Había meado casi medio litro de orín amarillo más bien blanco y estaba un poco borracha, pero ahora, delante del espejo del servicio de señoras con azulejos rosas y posters de folclóricas todo sonrisa y dientes, se encontraba guapa. O por lo menos se podía mirar sin desviar la mirada hacia los ensueños de tantos años atrás con tantos desengaños detrás. Se observó con un poco de miedo de ser otro póster más y realizó sus ejercicios maxilares durante los treinta segundos necesarios para seguir en el papel de folclórica ensayando delante de un espejo con la música prestada y las ganas de amanecer mañana colgando de cualquier puente con los ojos ciegos.
Se atusó con mimo la peluca rubia. Qué coño, pensó, estoy para comerme, aunque sea con natillas, rió. Se acomodó las bragas y el esparadrapo en la entrepierna y se dispuso para salir a la sala. La próxima canción era la suya.
Los sillones eran de skay rojo y la oscuridad iba y venía entre luces azules y naranjas.

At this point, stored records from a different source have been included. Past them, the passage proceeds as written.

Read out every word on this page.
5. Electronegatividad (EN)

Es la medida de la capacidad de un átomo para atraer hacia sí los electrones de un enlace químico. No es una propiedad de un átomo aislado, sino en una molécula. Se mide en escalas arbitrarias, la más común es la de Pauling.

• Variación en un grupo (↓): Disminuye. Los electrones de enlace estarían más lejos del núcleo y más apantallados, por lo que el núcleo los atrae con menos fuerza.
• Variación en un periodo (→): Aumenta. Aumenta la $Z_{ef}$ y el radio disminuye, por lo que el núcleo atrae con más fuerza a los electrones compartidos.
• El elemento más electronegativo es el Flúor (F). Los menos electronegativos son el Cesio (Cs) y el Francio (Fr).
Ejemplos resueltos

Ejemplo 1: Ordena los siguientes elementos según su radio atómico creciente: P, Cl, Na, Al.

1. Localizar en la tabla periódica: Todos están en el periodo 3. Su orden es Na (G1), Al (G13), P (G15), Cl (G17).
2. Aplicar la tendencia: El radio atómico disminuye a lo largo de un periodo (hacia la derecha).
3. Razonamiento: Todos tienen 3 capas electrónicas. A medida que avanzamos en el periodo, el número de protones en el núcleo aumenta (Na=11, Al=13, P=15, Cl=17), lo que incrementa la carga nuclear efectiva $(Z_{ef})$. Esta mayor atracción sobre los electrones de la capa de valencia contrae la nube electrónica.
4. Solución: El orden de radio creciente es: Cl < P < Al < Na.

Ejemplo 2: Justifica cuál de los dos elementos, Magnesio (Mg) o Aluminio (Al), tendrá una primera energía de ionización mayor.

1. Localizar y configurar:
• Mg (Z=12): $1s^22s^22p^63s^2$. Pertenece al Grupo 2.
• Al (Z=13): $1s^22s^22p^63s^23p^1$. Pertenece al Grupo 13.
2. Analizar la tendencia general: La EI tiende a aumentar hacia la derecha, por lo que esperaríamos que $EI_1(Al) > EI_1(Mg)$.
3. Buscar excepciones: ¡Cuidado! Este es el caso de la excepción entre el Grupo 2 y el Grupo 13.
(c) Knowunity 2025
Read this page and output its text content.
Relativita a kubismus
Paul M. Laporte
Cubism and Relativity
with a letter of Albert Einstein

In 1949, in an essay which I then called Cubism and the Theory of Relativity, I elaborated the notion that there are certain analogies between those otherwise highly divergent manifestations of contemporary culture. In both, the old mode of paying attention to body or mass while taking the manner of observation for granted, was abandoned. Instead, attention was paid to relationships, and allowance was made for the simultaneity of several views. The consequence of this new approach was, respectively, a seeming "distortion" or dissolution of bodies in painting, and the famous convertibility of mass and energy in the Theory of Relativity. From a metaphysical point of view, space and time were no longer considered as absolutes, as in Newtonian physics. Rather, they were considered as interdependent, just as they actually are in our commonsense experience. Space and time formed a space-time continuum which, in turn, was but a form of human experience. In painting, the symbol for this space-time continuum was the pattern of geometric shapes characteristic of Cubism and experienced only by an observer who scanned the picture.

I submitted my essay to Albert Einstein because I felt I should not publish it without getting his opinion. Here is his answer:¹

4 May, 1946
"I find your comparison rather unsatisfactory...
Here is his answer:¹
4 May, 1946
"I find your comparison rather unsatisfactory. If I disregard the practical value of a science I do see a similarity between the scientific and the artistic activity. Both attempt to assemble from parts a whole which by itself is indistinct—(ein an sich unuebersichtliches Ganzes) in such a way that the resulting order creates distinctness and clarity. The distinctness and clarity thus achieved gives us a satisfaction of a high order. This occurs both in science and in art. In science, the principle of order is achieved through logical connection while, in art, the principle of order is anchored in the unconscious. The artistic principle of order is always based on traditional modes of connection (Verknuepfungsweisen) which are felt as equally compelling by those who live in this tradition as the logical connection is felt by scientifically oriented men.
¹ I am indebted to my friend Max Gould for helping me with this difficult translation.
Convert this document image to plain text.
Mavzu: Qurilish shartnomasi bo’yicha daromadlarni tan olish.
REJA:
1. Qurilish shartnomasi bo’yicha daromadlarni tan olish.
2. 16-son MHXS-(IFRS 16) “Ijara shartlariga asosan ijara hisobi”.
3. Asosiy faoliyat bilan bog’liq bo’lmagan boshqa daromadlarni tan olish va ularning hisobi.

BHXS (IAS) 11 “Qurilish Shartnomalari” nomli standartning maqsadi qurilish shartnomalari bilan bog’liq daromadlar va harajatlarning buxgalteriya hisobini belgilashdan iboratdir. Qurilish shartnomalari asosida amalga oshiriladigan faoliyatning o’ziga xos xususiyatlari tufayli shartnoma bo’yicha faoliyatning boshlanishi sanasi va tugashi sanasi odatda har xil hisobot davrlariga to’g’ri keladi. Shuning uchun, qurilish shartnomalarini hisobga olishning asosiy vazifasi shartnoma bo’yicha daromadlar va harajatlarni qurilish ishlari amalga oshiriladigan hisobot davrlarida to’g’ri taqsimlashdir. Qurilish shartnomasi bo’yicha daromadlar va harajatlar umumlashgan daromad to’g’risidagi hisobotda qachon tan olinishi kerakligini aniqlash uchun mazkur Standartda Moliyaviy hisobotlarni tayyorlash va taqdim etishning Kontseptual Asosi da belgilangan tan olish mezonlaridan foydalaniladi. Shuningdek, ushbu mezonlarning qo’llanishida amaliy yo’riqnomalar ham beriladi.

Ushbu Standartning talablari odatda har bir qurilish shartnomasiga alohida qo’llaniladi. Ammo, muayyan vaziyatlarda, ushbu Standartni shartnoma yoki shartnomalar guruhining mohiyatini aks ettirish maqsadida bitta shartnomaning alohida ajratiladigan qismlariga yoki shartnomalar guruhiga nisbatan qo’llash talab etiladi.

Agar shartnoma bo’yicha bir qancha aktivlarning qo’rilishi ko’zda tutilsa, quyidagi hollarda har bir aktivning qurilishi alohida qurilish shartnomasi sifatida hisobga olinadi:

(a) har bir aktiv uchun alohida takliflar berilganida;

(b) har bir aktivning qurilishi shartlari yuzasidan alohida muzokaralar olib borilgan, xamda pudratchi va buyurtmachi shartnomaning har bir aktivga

Babyblue se acercó a la cabina y entregó el papelito con su nombre y la canción que quería cantar. No hubiera sido necesario, desde hacía ocho años cada jueves por la noche sin falta, a eso de las 00:30, cantaba la misma canción vestida con el mismo vestido granate de raso que le caía hasta los tacones de aguja negros como el abismo.
El aplauso de cada jueves la recibió cuando subió al escenario y como cada vez los focos fueron borrando a sus amigos puestos en pie para homenajearla mientras sus caras se iban haciendo de oro y fuego y sonrisa. Alguna envidia y cientos de recuerdos la venían a vitorear perdidos allí en medio de tanta vida que no se sabía a dónde había ido a parar o si había sido suya o si había sido siquiera de alguien, fuera quien fuera, él o ella. La copla inundó el vocerío con clarines y redobles y Babyblue ya no veía nada más que los palos que recibió de niño cada vez que se vestía para cantar, que las burlas en el "Juan Sebastián Elcano", que las lágrimas escondidas tras mucho coñac del malo y algún golpe contra algún cristal de espejo que reflejaba la ausencia de su mujer.
"Apoyá en er quisio de la mansebía miraba ensenderse la noche de mayo"
Su voz acostumbrada a adueñarse de la música ajena también se adueñó del mundo como cada jueves que era lo que quería ser. Todos los miedos y los lloros se fueron con cada palabra de cada estrofa para que Babyblue marcara el compás con sus caderas y pusiera a girar sus sueños hechos del revés. Abajo del escenario las parejas bailaban abrazadas con las sonrisas puestas a imaginar sus propias historias perdidas. Las mujeres tomaban sanfranciscos y los hombres fumaban con desdén mientras se les caía aún un poco del deseo por la comisura de la boca. Al fondo de la sala una mulata sin papeles, posiblemente treinta años más joven que cualquiera allí, se dejaba manosear por un gordo calvo vestido a lo fiebre del sábado noche y con un medallón de bisutería asomando entre sus sebosas tetas de buscón de saldos y oportunidades. Junto a la barra el sector bujarrón no cejaba en su algarabía de coqueteos, tientos, desplantes y requiebros de pantalones entallados hasta la cintura y camisas rojas o verdes y chillonas con sus canesús. Cerca de la pista de baile había un hombre sentado en una mesa, completamente sólo. Bebía a sorbos lentos una bebida alcóholica, quizá whisky, y fumaba recreándose en el humo que exhalaba con una cadencia ensimismada. Iba vestido de negro, pantalón y camisa de puños cerrados y su aspecto era de no estar allí ni en ningún sitio. Mientras fumaba y escuchaba a Babyblue tamborileaba con sus dedos sobre la hoja blanca donde había escrito la canción que a continuación iba a interpretar: "Tatuaje".
Babyblue puso todo su tesón en alcanzar el tono perfecto para terminar el estribillo:
"Ojos verdes, verdes como la albahaca. Verdes como el trigo verde y el verde, verde limón."
Todo el público arrancó a aplaudir con entusiasmo mientras Babyblue hacía las reverencias de rigor y se retiraba con paso pausado y triunfador hasta los servicios de caballeros del karaoke. Allí se quitó la peluca, las medias y el vestido que plegó perfectamente; se desmaquilló y se quitó la lencería negra que le acompañaba cada vez que jugaba a ser él. Con sumo cuidado despegó el esparadrapo de su pene y lo liberó para volver a mear con la fluidez que le permitía su próstata. Se vistió de hombre y salió a la calle. El aire fresco le hizo sentir bien. Avivó el paso, era muy tarde y por la mañana tenía que llevar a su nieto al colegio.